Further, GAAP specifies that “normal capacity” be used for establishing fixed
overhead allocation rates and that any unallocated overhead be recognized as an
expense of the period (rather than be prorated to inventories and CGS). While not
stating this explicitly, it appears that GAAP implies that when normal capacity is used
for allocating fixed overhead costs to product, then any amount of unallocated
overhead should be viewed as “abnormal” and therefore treated as a period cost.
This question allows the instructor to reinforce the “different costs for different
purposes” argument regarding the design of cost-information systems.

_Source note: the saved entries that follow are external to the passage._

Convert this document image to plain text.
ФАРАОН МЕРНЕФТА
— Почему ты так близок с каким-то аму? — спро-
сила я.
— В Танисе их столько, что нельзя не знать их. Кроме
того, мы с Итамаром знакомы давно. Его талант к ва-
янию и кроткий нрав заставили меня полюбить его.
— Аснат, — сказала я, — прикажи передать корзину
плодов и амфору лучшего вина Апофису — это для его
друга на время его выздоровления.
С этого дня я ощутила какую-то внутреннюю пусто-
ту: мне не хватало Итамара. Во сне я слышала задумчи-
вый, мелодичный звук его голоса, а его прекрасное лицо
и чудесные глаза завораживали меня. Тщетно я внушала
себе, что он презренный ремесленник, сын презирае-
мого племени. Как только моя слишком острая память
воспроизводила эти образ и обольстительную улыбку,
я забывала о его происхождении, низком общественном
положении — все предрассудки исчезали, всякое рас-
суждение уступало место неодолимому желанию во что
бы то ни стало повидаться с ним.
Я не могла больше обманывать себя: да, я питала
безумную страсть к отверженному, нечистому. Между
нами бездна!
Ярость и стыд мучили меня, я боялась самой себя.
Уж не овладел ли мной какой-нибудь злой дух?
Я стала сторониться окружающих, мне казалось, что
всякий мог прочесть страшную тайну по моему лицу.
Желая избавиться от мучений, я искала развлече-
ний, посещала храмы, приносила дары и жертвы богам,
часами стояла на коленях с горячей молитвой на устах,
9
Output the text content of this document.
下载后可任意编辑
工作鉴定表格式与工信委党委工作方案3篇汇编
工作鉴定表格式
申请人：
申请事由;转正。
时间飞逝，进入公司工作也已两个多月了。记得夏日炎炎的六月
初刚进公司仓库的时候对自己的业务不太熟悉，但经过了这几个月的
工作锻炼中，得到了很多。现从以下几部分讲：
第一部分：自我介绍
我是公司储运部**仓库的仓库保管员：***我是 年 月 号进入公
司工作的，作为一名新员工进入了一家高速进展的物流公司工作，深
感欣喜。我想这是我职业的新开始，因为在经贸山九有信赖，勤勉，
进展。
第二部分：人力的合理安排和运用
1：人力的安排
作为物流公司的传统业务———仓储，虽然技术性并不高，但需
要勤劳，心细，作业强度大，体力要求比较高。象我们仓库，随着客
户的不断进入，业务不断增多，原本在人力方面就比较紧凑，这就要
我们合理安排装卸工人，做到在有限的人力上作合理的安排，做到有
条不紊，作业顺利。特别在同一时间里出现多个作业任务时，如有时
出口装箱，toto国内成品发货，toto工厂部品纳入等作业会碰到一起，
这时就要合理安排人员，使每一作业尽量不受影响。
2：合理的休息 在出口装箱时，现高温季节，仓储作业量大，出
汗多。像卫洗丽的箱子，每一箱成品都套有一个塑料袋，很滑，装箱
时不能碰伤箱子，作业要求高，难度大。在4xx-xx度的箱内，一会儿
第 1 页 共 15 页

Students can
also be directed to current federal income tax rules regarding the setting of overhead
cost-allocation rates and the end-of-period disposition of any resulting overhead
variances, including the production volume (“idle capacity”) variance. Guidance in this
regarding is provided in Treasury Reg. §1.471-11 (“Inventories of Manufacturers”).
Note: An Excel spreadsheet solution for this problem is embedded below. You can
open this “object” by doing the following:
1. Right click anywhere in the worksheet area below.
2. Select “worksheet object” and then select “Open.”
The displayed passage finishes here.